Charges that are incurred when you’re not a banker
We came up with a range between $196.50 between $196.50 and $488.89 in fees for the average unbanked household when we added the costs that are associated with cash checks or money orders, as well as pre-paid debit cards. The price of these charges depends in part on whether the households’ debit cards that are prepaid allow direct deposit.
To determine the check-cashing costs for unbanked households using prepaid debit cards without direct deposit or for those using only cash We assumed two checks that were cashed each month, and a cost that is 1% of a check’s value. For households using debit cards that are prepaid and have direct deposit, we accounted for $0 for check cashing. For both types of households we assumed that there would be one money order sent per month with an average charge of $1.40.
To determine the average check cashing and money order fees, we analyzed the FDIC’s data on the frequency of alternative financial services used by each households of different types (banked or non-banked) Then we applied the lower frequency of usage among households with bank accounts to the average cost.
To calculate the average annual cost of prepaid debit cards We examined 69 cards with the help of major issuers, high-traffic search volume as well as Pew Charitable Trust’s the offerings of the cards on the websites of’s and. For cards that offer multiple plan options, we counted each plan as an individual card.

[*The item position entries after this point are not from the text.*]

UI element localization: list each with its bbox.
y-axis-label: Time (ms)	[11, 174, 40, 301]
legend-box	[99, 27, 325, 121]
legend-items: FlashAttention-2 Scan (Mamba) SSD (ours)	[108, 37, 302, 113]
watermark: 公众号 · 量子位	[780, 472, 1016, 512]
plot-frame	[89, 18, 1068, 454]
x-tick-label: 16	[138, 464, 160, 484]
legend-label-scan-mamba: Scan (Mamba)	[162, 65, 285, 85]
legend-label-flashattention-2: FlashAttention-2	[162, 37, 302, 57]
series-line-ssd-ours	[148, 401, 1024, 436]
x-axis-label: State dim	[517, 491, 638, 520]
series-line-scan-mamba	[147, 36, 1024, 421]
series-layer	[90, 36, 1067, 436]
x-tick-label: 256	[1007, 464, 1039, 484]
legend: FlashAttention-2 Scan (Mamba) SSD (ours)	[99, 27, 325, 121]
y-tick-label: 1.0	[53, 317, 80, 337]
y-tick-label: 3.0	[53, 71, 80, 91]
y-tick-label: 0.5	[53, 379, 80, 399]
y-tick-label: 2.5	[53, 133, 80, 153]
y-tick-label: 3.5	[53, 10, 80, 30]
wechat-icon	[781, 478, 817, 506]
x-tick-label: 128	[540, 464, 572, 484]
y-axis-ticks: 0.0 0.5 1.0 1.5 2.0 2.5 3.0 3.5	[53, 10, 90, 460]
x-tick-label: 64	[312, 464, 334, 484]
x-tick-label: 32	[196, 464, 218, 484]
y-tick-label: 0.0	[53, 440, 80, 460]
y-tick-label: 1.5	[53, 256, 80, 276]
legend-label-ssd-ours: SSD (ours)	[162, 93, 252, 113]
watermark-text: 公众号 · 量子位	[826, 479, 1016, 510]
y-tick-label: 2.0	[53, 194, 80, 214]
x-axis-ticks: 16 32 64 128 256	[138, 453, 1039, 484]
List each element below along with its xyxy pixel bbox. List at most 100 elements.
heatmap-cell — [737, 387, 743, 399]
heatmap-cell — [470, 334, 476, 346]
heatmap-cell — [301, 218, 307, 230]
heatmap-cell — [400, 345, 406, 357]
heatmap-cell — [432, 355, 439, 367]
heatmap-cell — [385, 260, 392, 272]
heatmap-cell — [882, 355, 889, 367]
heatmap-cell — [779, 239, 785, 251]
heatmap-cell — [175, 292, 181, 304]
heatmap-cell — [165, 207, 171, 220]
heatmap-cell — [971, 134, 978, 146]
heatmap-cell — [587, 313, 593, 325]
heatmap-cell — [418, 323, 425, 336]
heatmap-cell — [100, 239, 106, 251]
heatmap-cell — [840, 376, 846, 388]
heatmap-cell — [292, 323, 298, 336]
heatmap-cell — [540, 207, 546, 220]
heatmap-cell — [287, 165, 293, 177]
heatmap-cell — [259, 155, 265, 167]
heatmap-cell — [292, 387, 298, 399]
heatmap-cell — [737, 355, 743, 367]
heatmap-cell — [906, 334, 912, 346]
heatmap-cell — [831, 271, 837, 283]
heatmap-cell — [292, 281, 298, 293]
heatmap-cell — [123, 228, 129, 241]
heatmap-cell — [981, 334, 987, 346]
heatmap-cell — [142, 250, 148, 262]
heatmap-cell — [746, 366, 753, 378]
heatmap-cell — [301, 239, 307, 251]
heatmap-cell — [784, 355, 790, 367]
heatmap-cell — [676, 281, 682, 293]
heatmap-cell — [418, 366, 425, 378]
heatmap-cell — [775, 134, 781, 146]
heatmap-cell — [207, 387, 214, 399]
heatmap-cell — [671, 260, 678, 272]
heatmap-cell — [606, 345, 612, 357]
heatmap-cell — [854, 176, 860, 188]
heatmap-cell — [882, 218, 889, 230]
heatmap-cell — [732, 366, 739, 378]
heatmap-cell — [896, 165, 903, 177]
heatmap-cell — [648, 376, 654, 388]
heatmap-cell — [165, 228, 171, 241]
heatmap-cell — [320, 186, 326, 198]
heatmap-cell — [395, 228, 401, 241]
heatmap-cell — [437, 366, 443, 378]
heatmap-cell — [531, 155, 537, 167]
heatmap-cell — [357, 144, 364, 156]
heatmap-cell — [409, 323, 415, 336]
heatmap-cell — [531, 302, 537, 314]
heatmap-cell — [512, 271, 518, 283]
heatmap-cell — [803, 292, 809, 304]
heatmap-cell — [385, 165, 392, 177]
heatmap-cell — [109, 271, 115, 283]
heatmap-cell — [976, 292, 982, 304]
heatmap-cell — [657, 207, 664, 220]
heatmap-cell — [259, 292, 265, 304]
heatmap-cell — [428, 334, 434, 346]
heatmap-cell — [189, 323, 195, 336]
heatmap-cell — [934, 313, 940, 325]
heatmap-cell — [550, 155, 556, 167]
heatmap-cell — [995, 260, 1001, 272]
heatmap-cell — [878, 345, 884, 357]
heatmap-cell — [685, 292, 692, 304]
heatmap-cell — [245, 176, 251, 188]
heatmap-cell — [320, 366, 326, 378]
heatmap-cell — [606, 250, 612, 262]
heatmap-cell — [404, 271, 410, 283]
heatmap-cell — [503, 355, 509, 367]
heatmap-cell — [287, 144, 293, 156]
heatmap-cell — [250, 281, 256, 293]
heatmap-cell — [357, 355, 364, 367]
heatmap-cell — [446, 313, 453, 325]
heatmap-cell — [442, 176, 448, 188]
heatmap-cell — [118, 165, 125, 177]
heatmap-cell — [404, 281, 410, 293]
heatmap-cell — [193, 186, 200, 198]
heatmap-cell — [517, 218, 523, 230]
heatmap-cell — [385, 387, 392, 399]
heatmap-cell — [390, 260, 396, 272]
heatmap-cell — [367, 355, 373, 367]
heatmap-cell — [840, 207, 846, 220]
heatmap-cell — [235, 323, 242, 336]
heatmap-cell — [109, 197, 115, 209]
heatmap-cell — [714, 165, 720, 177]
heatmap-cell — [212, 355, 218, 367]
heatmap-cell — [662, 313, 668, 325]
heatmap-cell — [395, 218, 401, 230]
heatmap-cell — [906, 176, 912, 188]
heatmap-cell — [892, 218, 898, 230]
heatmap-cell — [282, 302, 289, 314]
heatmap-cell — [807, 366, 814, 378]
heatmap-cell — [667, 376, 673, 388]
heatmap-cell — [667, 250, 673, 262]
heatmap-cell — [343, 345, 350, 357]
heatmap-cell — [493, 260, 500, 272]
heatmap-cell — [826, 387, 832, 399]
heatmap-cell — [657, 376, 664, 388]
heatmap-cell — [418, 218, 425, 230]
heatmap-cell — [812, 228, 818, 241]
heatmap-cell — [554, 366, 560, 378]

The analysis includes the annual cost of a prepaid debit card with direct deposit and without direct deposit for payroll. The median monthly fee was $4.98 The median out-of-network ATM fee was $2.50. We used the maximum fee for cash loading of $4.95.
With no direct deposit, we had twelve monthly fees as well as four ATM fees per month , and the two fees for cash loading each month. Signature-based and PIN-based purchase transaction fees typically don’t apply to cards that have monthly fees, so we excluded them.
Upcoming FDIC survey
A preview of the survey for the year 2015 FDIC National Survey of Unbanked as well as Underbanked Households, which is scheduled to go public in all its entirety on Oct. 20th, 2016 The survey revealed that the unbanked rate is now 7.7%, which is around 8.6 million households. The analysis of NerdWallet is based on the most current set of information available.
Author bios: Laura McMullen writes about managing money for NerdWallet. Her work has appeared in The Associated Press, The New York Times, The Washington Post, and other outlets.